The foundation of Ray’s distinguished political career was laid when he was elected president of the students union of the premier Ravenshaw College in Cuttack in 1948-49. Later, he became president of the Madhusudan Law College Students Union in 1949-50.

Ray had also plunged into the freedom struggle. He courted arrest in 1947 fighting for unfurling of the National Flag in educational institutions. Though India was still not free, Britishers yielded to the students demand.

A believer in socialism from college days, Ray joined the Socialist Party in 1948 while still a student. Due to his innate qualities of leadership and commitment to the socialist cause, he remained in the forefront of the socialist movement.
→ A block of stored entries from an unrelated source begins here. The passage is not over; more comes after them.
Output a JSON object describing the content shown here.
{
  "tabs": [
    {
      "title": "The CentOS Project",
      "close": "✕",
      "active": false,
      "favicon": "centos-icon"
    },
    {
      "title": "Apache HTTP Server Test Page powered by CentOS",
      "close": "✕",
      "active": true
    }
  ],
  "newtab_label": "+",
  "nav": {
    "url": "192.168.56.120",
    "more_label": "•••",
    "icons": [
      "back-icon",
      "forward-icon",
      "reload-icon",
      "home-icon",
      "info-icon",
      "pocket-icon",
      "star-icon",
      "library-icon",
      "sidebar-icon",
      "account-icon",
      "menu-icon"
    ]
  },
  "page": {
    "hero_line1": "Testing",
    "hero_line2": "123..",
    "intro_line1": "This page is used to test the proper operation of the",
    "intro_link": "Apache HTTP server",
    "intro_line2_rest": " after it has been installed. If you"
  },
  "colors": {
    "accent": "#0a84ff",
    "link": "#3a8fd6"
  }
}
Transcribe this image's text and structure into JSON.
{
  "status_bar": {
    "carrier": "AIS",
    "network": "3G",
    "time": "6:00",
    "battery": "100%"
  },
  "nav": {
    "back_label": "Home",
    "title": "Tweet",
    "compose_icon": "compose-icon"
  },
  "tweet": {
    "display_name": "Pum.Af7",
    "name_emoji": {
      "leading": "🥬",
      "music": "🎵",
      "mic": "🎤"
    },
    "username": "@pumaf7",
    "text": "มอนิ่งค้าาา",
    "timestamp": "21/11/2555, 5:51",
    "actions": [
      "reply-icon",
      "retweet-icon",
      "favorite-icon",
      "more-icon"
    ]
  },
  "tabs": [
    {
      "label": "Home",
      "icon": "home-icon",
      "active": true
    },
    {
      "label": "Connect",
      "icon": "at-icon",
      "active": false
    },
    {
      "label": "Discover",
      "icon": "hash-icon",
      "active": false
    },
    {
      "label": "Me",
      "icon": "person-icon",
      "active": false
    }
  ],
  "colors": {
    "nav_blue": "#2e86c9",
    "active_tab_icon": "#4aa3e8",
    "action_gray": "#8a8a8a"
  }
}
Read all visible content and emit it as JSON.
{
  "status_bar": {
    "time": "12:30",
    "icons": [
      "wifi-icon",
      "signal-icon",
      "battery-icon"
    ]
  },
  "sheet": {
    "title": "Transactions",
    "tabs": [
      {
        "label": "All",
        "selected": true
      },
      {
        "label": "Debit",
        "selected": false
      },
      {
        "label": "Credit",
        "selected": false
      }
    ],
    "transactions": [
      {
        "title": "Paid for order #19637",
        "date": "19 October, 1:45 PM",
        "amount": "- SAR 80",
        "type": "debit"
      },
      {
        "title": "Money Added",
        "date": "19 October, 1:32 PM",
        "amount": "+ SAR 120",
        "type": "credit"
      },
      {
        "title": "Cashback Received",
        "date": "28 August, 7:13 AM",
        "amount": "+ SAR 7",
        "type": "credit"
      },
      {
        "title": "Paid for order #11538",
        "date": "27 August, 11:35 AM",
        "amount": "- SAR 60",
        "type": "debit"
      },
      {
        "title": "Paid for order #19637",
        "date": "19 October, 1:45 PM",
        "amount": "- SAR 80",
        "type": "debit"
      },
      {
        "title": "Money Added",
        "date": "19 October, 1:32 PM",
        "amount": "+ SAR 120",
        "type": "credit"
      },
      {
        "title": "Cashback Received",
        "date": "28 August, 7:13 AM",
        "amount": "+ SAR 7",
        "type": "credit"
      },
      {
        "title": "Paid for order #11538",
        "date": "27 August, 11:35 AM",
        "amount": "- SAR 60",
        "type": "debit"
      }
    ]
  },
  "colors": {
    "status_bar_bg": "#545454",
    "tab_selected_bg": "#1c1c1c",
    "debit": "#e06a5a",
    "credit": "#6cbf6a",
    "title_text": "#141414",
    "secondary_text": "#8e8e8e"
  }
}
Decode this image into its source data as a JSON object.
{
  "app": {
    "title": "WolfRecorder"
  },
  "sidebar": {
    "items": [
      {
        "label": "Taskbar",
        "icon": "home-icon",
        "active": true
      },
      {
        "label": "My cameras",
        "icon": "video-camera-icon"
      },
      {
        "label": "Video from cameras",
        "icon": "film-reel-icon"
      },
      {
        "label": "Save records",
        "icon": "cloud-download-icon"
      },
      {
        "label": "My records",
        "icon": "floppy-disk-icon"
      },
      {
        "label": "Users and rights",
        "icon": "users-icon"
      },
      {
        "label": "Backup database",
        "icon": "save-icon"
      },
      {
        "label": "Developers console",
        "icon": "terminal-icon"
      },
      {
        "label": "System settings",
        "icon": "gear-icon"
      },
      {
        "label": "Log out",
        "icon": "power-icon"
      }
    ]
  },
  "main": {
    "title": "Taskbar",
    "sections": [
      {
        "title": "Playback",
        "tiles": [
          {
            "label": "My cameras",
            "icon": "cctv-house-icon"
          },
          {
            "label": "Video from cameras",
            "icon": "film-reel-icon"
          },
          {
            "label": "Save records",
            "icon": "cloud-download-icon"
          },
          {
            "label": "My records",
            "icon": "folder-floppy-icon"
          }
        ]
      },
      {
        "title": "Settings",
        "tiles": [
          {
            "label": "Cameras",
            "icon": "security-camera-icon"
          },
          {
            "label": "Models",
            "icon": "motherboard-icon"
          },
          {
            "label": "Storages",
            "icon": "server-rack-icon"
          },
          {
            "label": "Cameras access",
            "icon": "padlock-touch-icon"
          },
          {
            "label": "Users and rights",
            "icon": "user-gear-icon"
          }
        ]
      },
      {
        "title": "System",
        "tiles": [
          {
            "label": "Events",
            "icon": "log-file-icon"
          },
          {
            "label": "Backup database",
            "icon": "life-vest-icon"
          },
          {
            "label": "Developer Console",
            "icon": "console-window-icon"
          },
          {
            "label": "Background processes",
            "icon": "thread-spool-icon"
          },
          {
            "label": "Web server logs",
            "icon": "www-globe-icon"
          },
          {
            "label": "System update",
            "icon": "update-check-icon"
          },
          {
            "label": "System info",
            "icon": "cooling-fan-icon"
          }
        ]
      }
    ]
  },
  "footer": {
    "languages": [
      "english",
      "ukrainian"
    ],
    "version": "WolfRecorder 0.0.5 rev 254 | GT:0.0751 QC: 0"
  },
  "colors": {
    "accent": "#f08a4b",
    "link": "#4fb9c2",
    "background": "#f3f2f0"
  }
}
During 1953-54, he held the post of joint secretary of All India Samajwadi Yuvak Sabha. In 1956 under the leadership of Rammanohar Lohia he founded the Socialist Party in Odisha, then called Orissa.

He was also a member of the national executive of the Socialist Party and in 1960 became its general secretary.

Ray’s innings in Parliament began in 1967 when he was elected to the fourth Lok Sabha from Puri. He was the leader of the parliamentary party of Samyukta Socialist Party (SSP).

He was known for his outspoken and forthright views and for constructive opposition.

He was elected to the Rajya Sabha in 1974 and completed his full term of membership in 1980.

He was jailed in Ambala during JP movement (emergency). Impressed by Ray s selfless service, former prime minister Moraji Desai had inducted him into his cabinet as health and family welfare minister in January 1979. Ray continued in that post till January 1980.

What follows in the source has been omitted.